In other words, my escape didn't work, the silence made it unbearable to not think about Dallas and our predicament, I had gone through every scenario, especially him kissing me harder that night after we had broken away from each other and him speaking about his feelings, running his hands through my hair as we stared out into the creek.

I prepared myself to see him again, I ran through the scenarios of that too. Him with his arm wrapped around a girl, him with his arm wrapped around Lola, very unlikely but could always go into play. I also had my guilty pleasure scenarios of him rushing up to me and admitting he should've told me that he liked me that night, or that he would just kiss me as soon as I saw him. That was also unlikely, but in my head it would always be my favorite one, a surprise kiss now that was special.
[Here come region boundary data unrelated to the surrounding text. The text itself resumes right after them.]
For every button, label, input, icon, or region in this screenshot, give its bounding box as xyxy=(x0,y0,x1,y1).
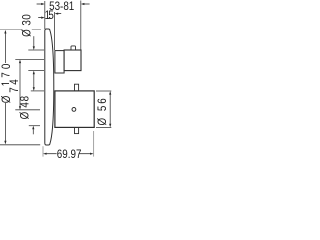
extension line: Ø48 bottom xyxy=(29,125,40,127)
extension line: lower knob top (Ø48) xyxy=(31,90,44,92)
svg-text:Ø 30: Ø 30 xyxy=(21,14,34,37)
dim 15 arrows xyxy=(38,13,61,19)
extension line: upper knob centerline xyxy=(15,59,44,61)
svg-text:53-81: 53-81 xyxy=(49,0,74,13)
extension line: 69-97 right (gray) xyxy=(93,131,95,157)
lower knob top tab xyxy=(75,84,79,91)
extension line: lower knob bottom right xyxy=(96,126,111,128)
extension line: upper knob top tangent xyxy=(28,49,44,51)
extension line: lower knob centerline xyxy=(15,109,40,111)
safety button on knob xyxy=(71,46,76,50)
extension line: wall/plate back above xyxy=(44,1,46,29)
svg-text:Ø 48: Ø 48 xyxy=(19,95,32,119)
dim 53-81 arrows xyxy=(37,3,90,5)
dim Ø170 line xyxy=(4,33,6,141)
svg-text:Ø 56: Ø 56 xyxy=(96,96,109,125)
extension line: upper knob bottom tangent xyxy=(28,70,44,72)
lower knob (volume handle) xyxy=(55,91,94,128)
background xyxy=(0,0,116,160)
extension line: 69-97 left (gray) xyxy=(42,146,44,156)
extension line: handle front (81 dim) xyxy=(80,1,82,51)
extension line: lower knob top right xyxy=(96,90,111,92)
extension line: plate top tangent (gray) xyxy=(0,28,41,30)
extension line: plate bottom tangent xyxy=(0,144,40,146)
screw hole on lower knob xyxy=(72,108,76,112)
dim Ø30 stack line and arrows xyxy=(33,36,35,47)
svg-text:69.97: 69.97 xyxy=(57,148,82,160)
dim 69.97 line and arrows xyxy=(43,153,94,155)
lower knob bottom tab xyxy=(75,127,79,133)
escutcheon plate side profile xyxy=(45,29,54,145)
upper knob (thermostat handle) xyxy=(64,50,81,71)
upper knob adapter sleeve xyxy=(55,51,64,73)
dim 74 line and arrows xyxy=(19,63,21,107)
extension line: plate front (15 dim) xyxy=(54,12,56,50)
svg-text:74: 74 xyxy=(8,77,21,93)
dim Ø56 line and arrows xyxy=(109,94,111,124)
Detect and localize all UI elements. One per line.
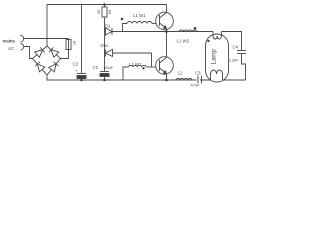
- wire lamp to C4: [222, 32, 242, 51]
- svg-text:mains: mains: [3, 39, 16, 44]
- svg-text:D1: D1: [105, 24, 111, 29]
- svg-text:R0: R0: [72, 41, 76, 45]
- lamp pin top-left: [212, 32, 214, 37]
- bridge diode lower-right: [49, 62, 59, 72]
- svg-text:L1 W2: L1 W2: [129, 62, 142, 67]
- svg-text:C4: C4: [233, 45, 239, 50]
- wire AC bottom: [24, 47, 33, 59]
- svg-text:L1 W3: L1 W3: [177, 39, 190, 44]
- svg-text:L2: L2: [178, 70, 183, 75]
- capacitor C2 electrolytic: [81, 5, 83, 74]
- inductor L2: [176, 79, 192, 81]
- transistor TR1: [156, 12, 174, 30]
- diode Dac: [104, 32, 106, 54]
- wire bottom rail DC-: [47, 75, 246, 80]
- transistor TR2: [156, 57, 174, 75]
- resistor R1: [104, 5, 106, 8]
- lamp tube: [206, 34, 229, 82]
- svg-text:C1: C1: [93, 65, 99, 70]
- svg-text:R1: R1: [108, 10, 112, 15]
- svg-text:C2: C2: [73, 62, 79, 67]
- svg-text:Dac: Dac: [101, 43, 110, 48]
- lamp electrode dot: [207, 40, 209, 42]
- winding L1 W2: [123, 67, 129, 80]
- lamp filament top: [213, 36, 221, 39]
- winding L1 W3: [179, 30, 197, 32]
- svg-text:47nF: 47nF: [191, 83, 201, 88]
- svg-text:L1 W1: L1 W1: [133, 13, 146, 18]
- svg-text:C3: C3: [195, 70, 201, 75]
- svg-text:AC: AC: [8, 46, 14, 51]
- svg-text:+: +: [76, 68, 79, 73]
- diode D1: [106, 28, 113, 35]
- wire Dac to TR2 base: [151, 53, 153, 67]
- node TR2 emitter on rail: [165, 79, 168, 82]
- svg-text:10nF: 10nF: [104, 65, 114, 70]
- svg-text:Lamp: Lamp: [211, 48, 218, 64]
- phase dot W3: [194, 27, 197, 30]
- connector pin bottom: [21, 43, 24, 49]
- bridge rectifier frame: [33, 46, 61, 75]
- bridge diode upper-left: [35, 47, 45, 57]
- node TR1 emitter junction: [165, 30, 168, 33]
- wire mid rail: [105, 31, 214, 33]
- node C2 on rail: [80, 79, 83, 82]
- bridge diode lower-left: [35, 62, 45, 72]
- connector pin top: [21, 36, 24, 42]
- capacitor C3: [197, 76, 201, 84]
- wire AC top: [24, 38, 69, 40]
- node C1 on rail: [103, 79, 106, 82]
- lamp filament bottom: [211, 70, 223, 80]
- winding L1 W1: [123, 24, 128, 32]
- wire top rail DC+: [47, 4, 167, 6]
- bridge diode upper-right: [49, 47, 59, 57]
- mains label: [3, 39, 16, 51]
- svg-text:3.3nF: 3.3nF: [229, 58, 240, 63]
- capacitor C1: [104, 53, 106, 72]
- fuse R0: [61, 39, 69, 59]
- lamp pin top-right: [221, 32, 223, 37]
- wire bridge top to top rail: [46, 5, 48, 47]
- capacitor C4: [237, 50, 246, 52]
- phase dot W1: [121, 18, 124, 21]
- node R1 top: [103, 3, 106, 6]
- svg-text:1M: 1M: [97, 9, 101, 14]
- phase dot W2: [142, 67, 144, 69]
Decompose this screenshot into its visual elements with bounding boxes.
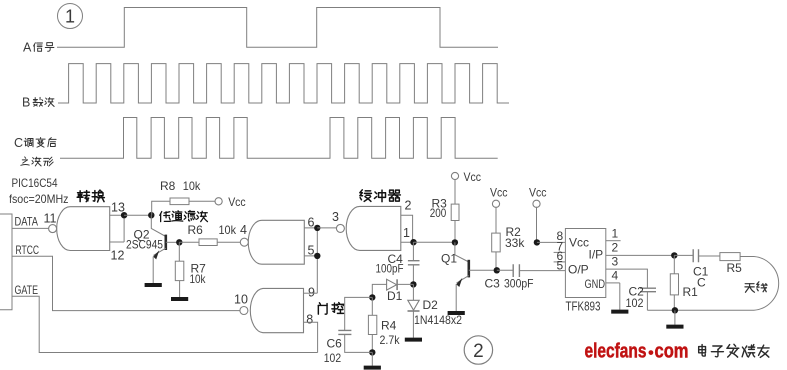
resistor R1 [670,274,678,295]
svg-text:elecfans: elecfans [585,341,647,363]
svg-text:I/P: I/P [589,248,604,262]
svg-text:2: 2 [612,240,619,254]
node R4/C6 bottom [369,349,375,355]
wire R1 to rail [673,295,675,310]
wire C6 bottom to node [345,334,373,352]
svg-text:O/P: O/P [568,263,589,277]
gate C stub 9 [304,292,318,294]
svg-text:10k: 10k [219,223,237,237]
junction pins13-12 [121,212,127,218]
wire to Q2 collector node [124,214,151,216]
label C diao-bian-hou [24,138,33,146]
Q1 collector lead [455,242,469,262]
node R1 bottom rail [672,307,678,313]
NAND gate U1c 8/9->10 [250,288,303,332]
wire D1 anode to R4 top node [372,284,386,297]
wire R5 to antenna [740,256,754,258]
NAND gate U1a 1/2->3 buffer [346,206,401,250]
capacitor C2 102 [640,288,656,292]
capacitor C4 100pF [408,261,420,265]
svg-text:10k: 10k [190,272,207,286]
svg-text:2: 2 [473,341,484,362]
label B zaibo [33,97,43,106]
wire C3 to TFK pin5 [519,270,565,272]
Vcc terminal above R2 [492,200,499,207]
svg-text:1: 1 [612,226,619,240]
wire R8 left to collector node [152,201,170,215]
wire node to R4 [371,297,373,315]
wire DATA to gate output bubble [12,227,49,229]
svg-text:R8: R8 [160,179,176,193]
Q2 collector lead [151,215,166,236]
label A xinhao [34,43,43,52]
wire Vcc to R3 [454,179,456,204]
svg-text:GATE: GATE [15,283,39,297]
node Q2 collector / R8 [148,212,154,218]
svg-text:com: com [655,341,689,363]
label menkong (gate control) [318,303,327,314]
ground below Q2 emitter [152,257,154,284]
svg-text:PIC16C54: PIC16C54 [12,178,59,190]
svg-text:5: 5 [308,243,315,257]
wire R6 to gate B output [217,241,240,243]
wire R2 to base node [495,252,497,270]
svg-text:Vcc: Vcc [490,186,508,200]
Vcc terminal above TFK pin8 [533,200,540,207]
label tianxian (antenna) [745,284,755,293]
ground below D2 [412,311,414,338]
ground below R1 [674,310,676,325]
resistor R2 33k [492,233,501,252]
svg-text:1: 1 [65,7,75,27]
resistor R4 2.7k [368,315,376,334]
wire TFK pin3 to C2 [606,269,648,288]
svg-text:2: 2 [405,199,412,213]
capacitor C1 [693,249,698,262]
svg-text:Vcc: Vcc [529,186,547,200]
svg-text:C: C [697,276,706,290]
svg-text:R1: R1 [683,285,699,299]
wire Vcc to R2 [495,207,497,233]
svg-text:102: 102 [626,296,644,310]
svg-text:3: 3 [332,210,339,224]
svg-text:6: 6 [308,215,315,229]
svg-text:Q1: Q1 [441,251,457,265]
label zhuanhuan (convert) [77,191,89,202]
diode D2 [412,284,414,300]
circled number 1 [58,4,83,29]
junction pin6 [314,225,320,231]
wire to buffer output [317,227,337,229]
wire D1 cathode to node [397,283,413,285]
node D1/R4/C6 [369,294,375,300]
svg-text:12: 12 [111,249,125,263]
waveform C [60,118,498,159]
svg-text:200: 200 [430,206,447,220]
wire to pin 8 [537,241,566,243]
svg-text:9: 9 [308,285,315,299]
svg-text:Vcc: Vcc [464,170,482,184]
label ditonglvbo (low-pass filter) [160,212,171,222]
Q2 base lead [166,241,180,243]
diode D1 [387,279,397,290]
resistor R5 [720,253,740,261]
svg-text:100pF: 100pF [376,262,404,276]
junction pin8 Vcc [534,239,540,245]
svg-text:5: 5 [557,259,564,273]
svg-text:D2: D2 [423,298,439,312]
ground below Q1 emitter [455,284,457,311]
svg-text:C6: C6 [327,337,343,351]
resistor R6 [199,239,217,246]
wire tie 6-5 and down to 9 [316,228,318,293]
wire RTCC to gate C output [12,256,240,310]
PIC16C54 chip edge [0,214,12,310]
junction pin5 [314,253,320,259]
wire C2 to rail [646,292,648,311]
wire base to R7 [178,242,180,261]
wire R3 to node [454,221,456,243]
svg-text:GND: GND [585,277,606,291]
wire C4 to D1/D2 node [412,265,414,285]
NAND gate U1b 5/6->4 [248,220,304,264]
svg-text:R4: R4 [381,319,397,333]
wire C1 to R5 [699,255,720,257]
svg-text:D1: D1 [387,289,403,303]
ground below R7 [179,281,181,298]
waveform A [57,8,498,48]
antenna loop [754,257,779,311]
wire node to R1 [673,255,675,273]
wire R4 to bottom node [371,335,373,353]
label C zhi-bo-xing [21,157,29,165]
svg-text:10k: 10k [183,179,201,193]
Q2 emitter lead [153,248,165,255]
Q1 emitter lead [457,276,469,283]
svg-text:11: 11 [44,212,57,226]
svg-text:10: 10 [234,293,248,307]
IC TFK893 transmitter module [565,229,605,298]
bottom rail [647,309,754,311]
resistor R7 10k [175,261,184,280]
svg-text:33k: 33k [505,236,525,250]
gate C stub 8 down to GATE line [304,322,318,352]
gate B input stubs [304,228,317,256]
svg-text:Vcc: Vcc [569,236,589,250]
svg-text:B: B [22,96,30,110]
svg-text:300pF: 300pF [504,276,534,290]
svg-text:4: 4 [240,223,247,237]
NAND gate U1d 13/12->11 [57,207,110,251]
waveform B [58,64,509,103]
svg-text:1: 1 [403,226,410,240]
wire base node to R6 [179,241,199,243]
svg-text:C3: C3 [485,277,501,291]
wire node to C3 [497,269,513,271]
svg-text:fsoc=20MHz: fsoc=20MHz [9,192,69,206]
svg-text:102: 102 [324,351,342,365]
TFK pin 6 stub [554,261,566,263]
TFK pin 1 stub [606,240,621,242]
resistor R8 10k [170,198,189,205]
gate D input stubs 13 12 tied [110,215,124,242]
svg-text:A: A [23,41,32,55]
TFK pin 7 stub [554,251,566,253]
wire Vcc down to pin8 [536,207,538,243]
buffer input stubs 2 1 tied [401,215,414,242]
svg-text:1N4148x2: 1N4148x2 [414,313,462,327]
ground below TFK pin4 [619,283,621,310]
junction pin1 node [410,239,416,245]
resistor R3 200 [451,204,459,220]
svg-text:Vcc: Vcc [228,195,246,209]
node R3/Q1 collector [452,239,458,245]
svg-text:2.7k: 2.7k [380,333,401,347]
svg-text:3: 3 [612,254,619,268]
wire node to C1 [674,254,693,256]
wire down to C4 [412,242,414,260]
svg-text:TFK893: TFK893 [566,300,601,314]
svg-text:8: 8 [306,313,313,327]
wire TFK pin2 to C1/R1 node [606,254,675,256]
ground below R4 [371,352,373,365]
capacitor C3 300pF [513,264,519,277]
svg-text:4: 4 [612,269,619,283]
capacitor C6 102 [338,330,351,334]
watermark dianzifashaoyou [699,345,706,357]
node pin2/C1/R1 [671,252,677,258]
wire GATE to gate C input 8 [12,296,318,352]
svg-text:DATA: DATA [15,215,39,229]
TFK pin 4 stub [606,282,620,284]
wire node to C6 top [345,297,373,330]
node Q1 base/R2/C3 [494,267,500,273]
wire buffer node to R3 bottom [414,241,455,243]
Q1 base lead [469,269,497,271]
svg-text:R5: R5 [727,261,743,275]
circled number 2 [464,336,492,364]
Vcc terminal above R3 [451,172,458,179]
wire R8 to Vcc [189,200,216,202]
svg-text:C: C [14,136,23,150]
svg-text:R6: R6 [188,223,204,237]
node C4/D1/D2 [410,281,416,287]
svg-text:2SC945: 2SC945 [126,238,163,252]
Vcc terminal near R8 [215,198,222,205]
node Q2 base [176,239,182,245]
label huanchongqi (buffer) [360,190,372,202]
svg-text:RTCC: RTCC [16,243,40,257]
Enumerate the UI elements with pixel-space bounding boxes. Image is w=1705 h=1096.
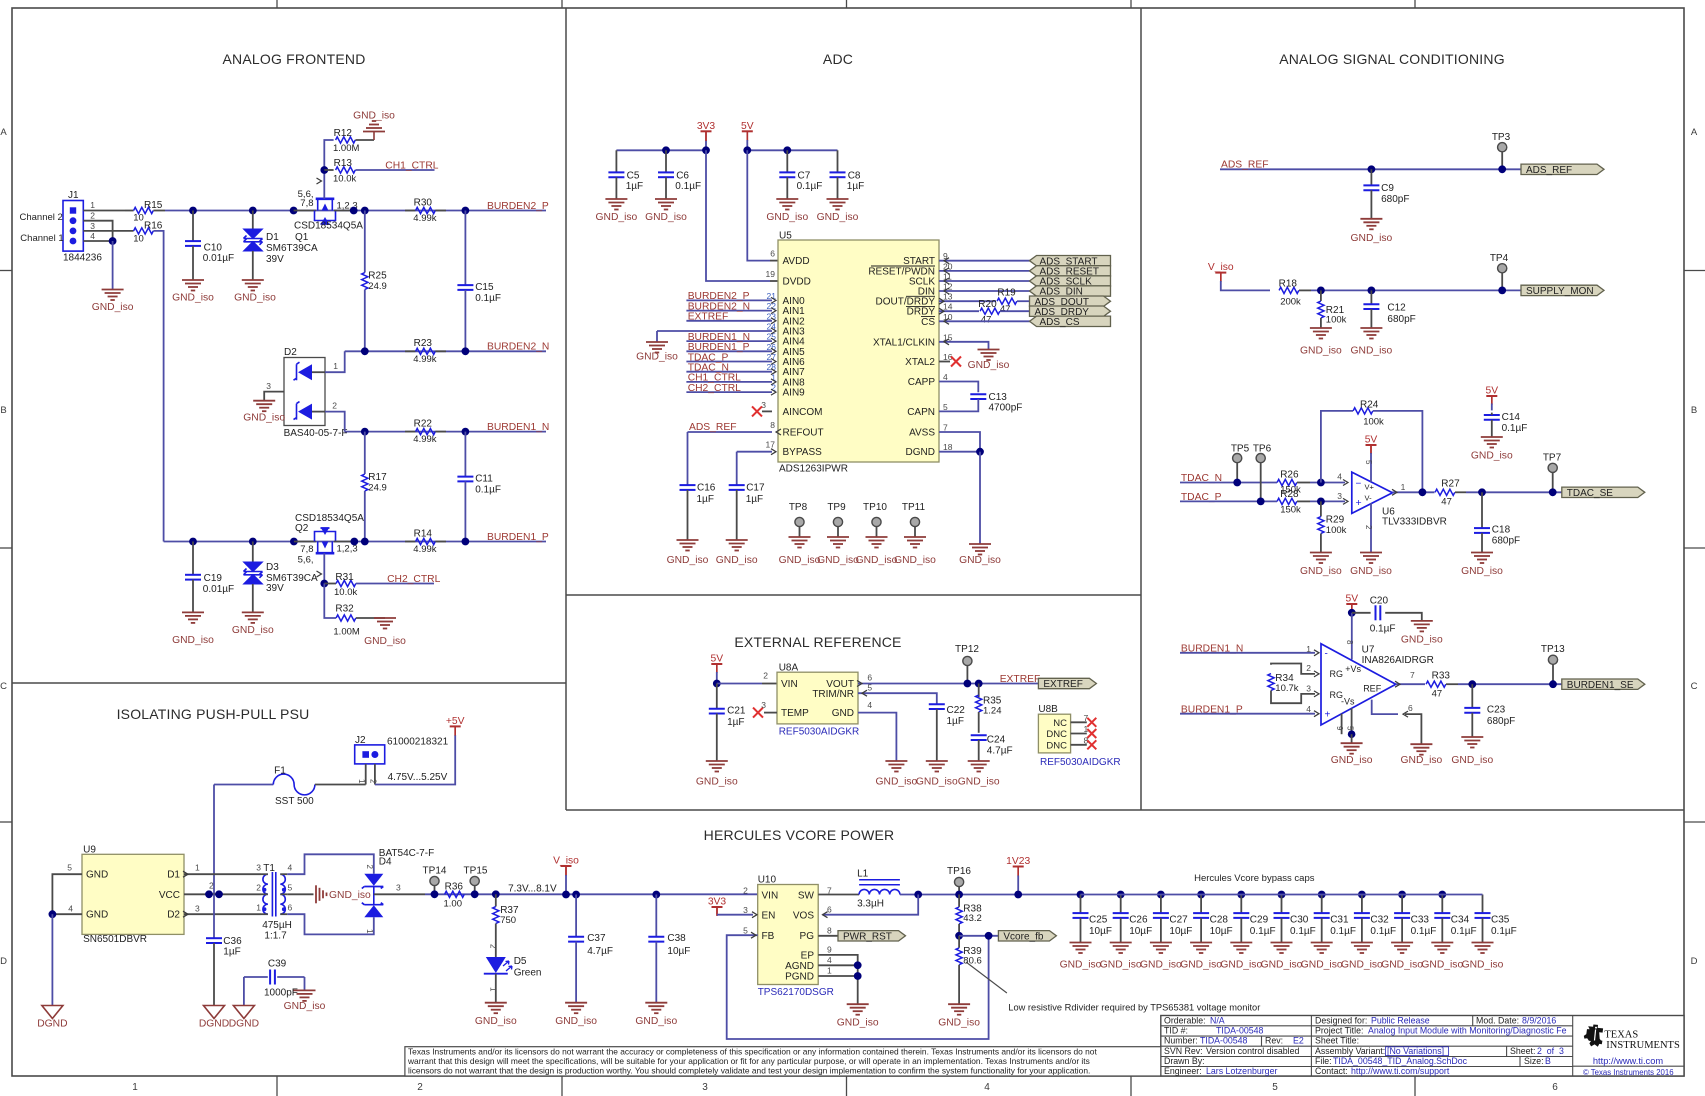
svg-text:C28: C28 [1210, 915, 1229, 926]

"Mel, we're leaving in 5, you are not going to be late on your first day", Natalie declared, knocking on my door as I brushed down my clothes, taking note of how my red eyes drooped, and my face looked like it had just gotten slapped. My red eyes were the result of the not so pleasant bunk beds that I had slept on every night at that horrible camp, Daniel floated into my very empty mind each night and the only thing that would shoo him away was thinking about the most dramatic thing in my life, Dallas.

I dabbed some concealer under my eyes trying to hide my sleepless face, which needed it badly. I grabbed my school bag, making my way down the stairs as Natalie stood with the keys in her hand and her yawning too.

"Big night for you?" I asked, knowing I had left a very eventful conversation last night that I wasn't to be told of, informed of in any way. They had been discussing all the things they had done when I was gone, more of all the places they had done it while I was gone. Now I was mindful of where I sat.

"I finally slept peacefully, knowing you were home. I watched Fear Street and they all got murdered at their camp, and I couldn't stop thinking about you at camp", she said, holding the large more defined bump on her stomach. After being away from her for over 3 weeks, and seeing her after, I had truly realized how much her stomach had grown.

"I think my camp is not going to follow that horror movie you watched, who let you watch horror movies anyways?" I asked, knowing that time we had tried watching them and she ended up turning it off and running to the bathroom every 5 minutes to avoid seeing anything.

"I think I'm getting scared of more real things in life, like I have babies on the way, and I've just been thinking anything could go wrong, and they'll be here then gone the next", she said, and I had known about this fear of hers for a while. She had begun to find out how to make the house for the baby, all for the baby, even my room. She made me put those plugs in my outlets as if the twins would ever be in my room, before they knew not to stick something in the outlet.